As @Germaniawerks remarked above, if you only have two groups (managers vs juniors) you should use ranksum (aka Mann-Whitney-Wilcoxon) test and there is no need for Kruskal-Wallis. If you have more than two groups, then Kruskal-Wallis will tell you if they are significantly different, but if you want to know which pairs are significantly different between each other, you need to do a post hoc comparison, e.g. ranksum test with Bonferroni correction.
Now answering specifically your question: I think your first formulation is completely acceptable.
But personally, I don't think it makes a lot of sense to report U statistic (in case of comparison between two groups, it should be U of Mann-Whitney, as explained above): few people have intuitive understanding of it, and this particular number (U=14.338) does not convey anything meaningful for the reader, only taking space. Instead, I would provide the means and standard deviations of your distributions for both groups. I would also explicitly mention the test you are doing. So taking your example I would write something along these lines:
Managers are more likely to arrive late than juniors (managers: $10 \pm 5$ minutes late, juniors: $2\pm4$ minutes late, mean$\pm$SD, $N=10$ for both groups, p<.01, Mann-Whitney-Wilcoxon ranksum test)

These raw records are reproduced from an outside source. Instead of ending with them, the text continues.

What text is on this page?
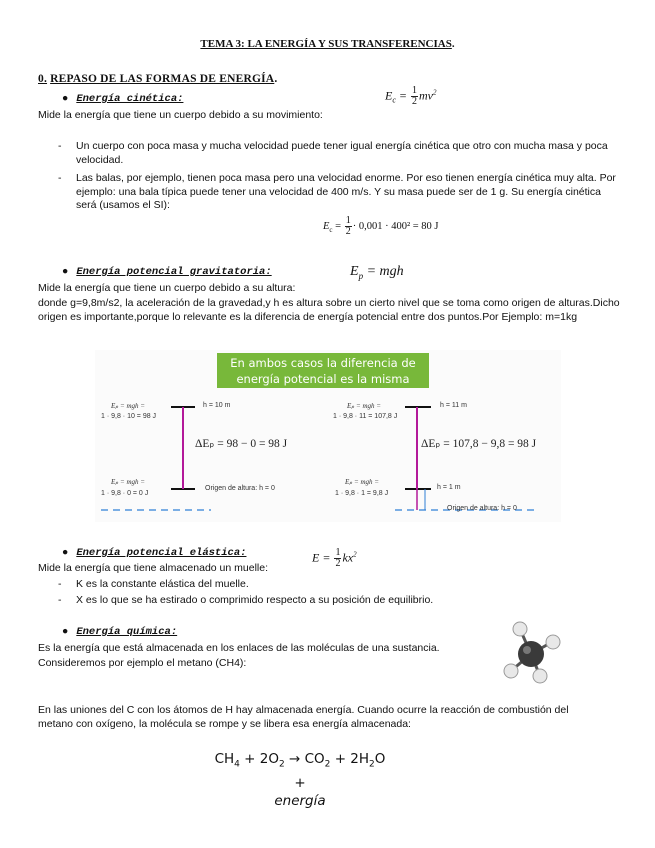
TEMA 3: LA ENERGÍA Y SUS TRANSFERENCIAS.
0. REPASO DE LAS FORMAS DE ENERGÍA.
● Energía cinética:	$E_c = \frac{1}{2} mv^2$
Mide la energía que tiene un cuerpo debido a su movimiento:
- Un cuerpo con poca masa y mucha velocidad puede tener igual energía cinética que otro con mucha masa y poca velocidad.
- Las balas, por ejemplo, tienen poca masa pero una velocidad enorme. Por eso tienen energía cinética muy alta. Por ejemplo: una bala típica puede tener una velocidad de 400 m/s. Y su masa puede ser de 1 g. Su energía cinética será (usamos el SI):
$E_c = \frac{1}{2} \cdot 0,001 \cdot 400^2 = 80$ J
● Energía potencial gravitatoria:	$E_p$ = mgh
Mide la energía que tiene un cuerpo debido a su altura:
donde g=9,8m/s2, la aceleración de la gravedad,y h es altura sobre un cierto nivel que se toma como origen de alturas.Dicho origen es importante,porque lo relevante es la diferencia de energía potencial entre dos puntos.Por Ejemplo: m=1kg
En ambos casos la diferencia de energía potencial es la misma
Eₚ = mgh =
1 · 9,8 · 10 = 98 J
h = 10 m
ΔEₚ = 98 − 0 = 98 J
Eₚ = mgh =
1 · 9,8 · 0 = 0 J
Origen de altura: h = 0
Eₚ = mgh =
1 · 9,8 · 11 = 107,8 J
h = 11 m
ΔEₚ = 107,8 − 9,8 = 98 J
Eₚ = mgh =
1 · 9,8 · 1 = 9,8 J
h = 1 m
Origen de altura: h = 0
● Energía potencial elástica:	$E = \frac{1}{2} kx^2$
Mide la energía que tiene almacenado un muelle:
- K es la constante elástica del muelle.
- X es lo que se ha estirado o comprimido respecto a su posición de equilibrio.
● Energía química:
Es la energía que está almacenada en los enlaces de las moléculas de una sustancia.
Consideremos por ejemplo el metano (CH4):
En las uniones del C con los átomos de H hay almacenada energía. Cuando ocurre la reacción de combustión del metano con oxígeno, la molécula se rompe y se libera esa energía almacenada:
$CH_4 + 2O_2 \to CO_2 + 2H_2O$ +
energía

That's a lot of information to put inside one pair of brackets, so you can split as you like. For example you can report N in the methods section, and make a boxplot figure to illustrate the distributions. Then it would suffice to write:
Managers are more likely to arrive late than juniors, see Figure 1 (p<.01, Mann-Whitney-Wilcoxon ranksum test)
Note that if your data have gross outliers, than means and SDs do not have a lot of meaning and you should rather not report them. Above I assumed that there are no gross outliers in either of the groups. Otherwise situation is more complex and maybe the best way is to provide a boxplot, without giving any numbers in the text at all.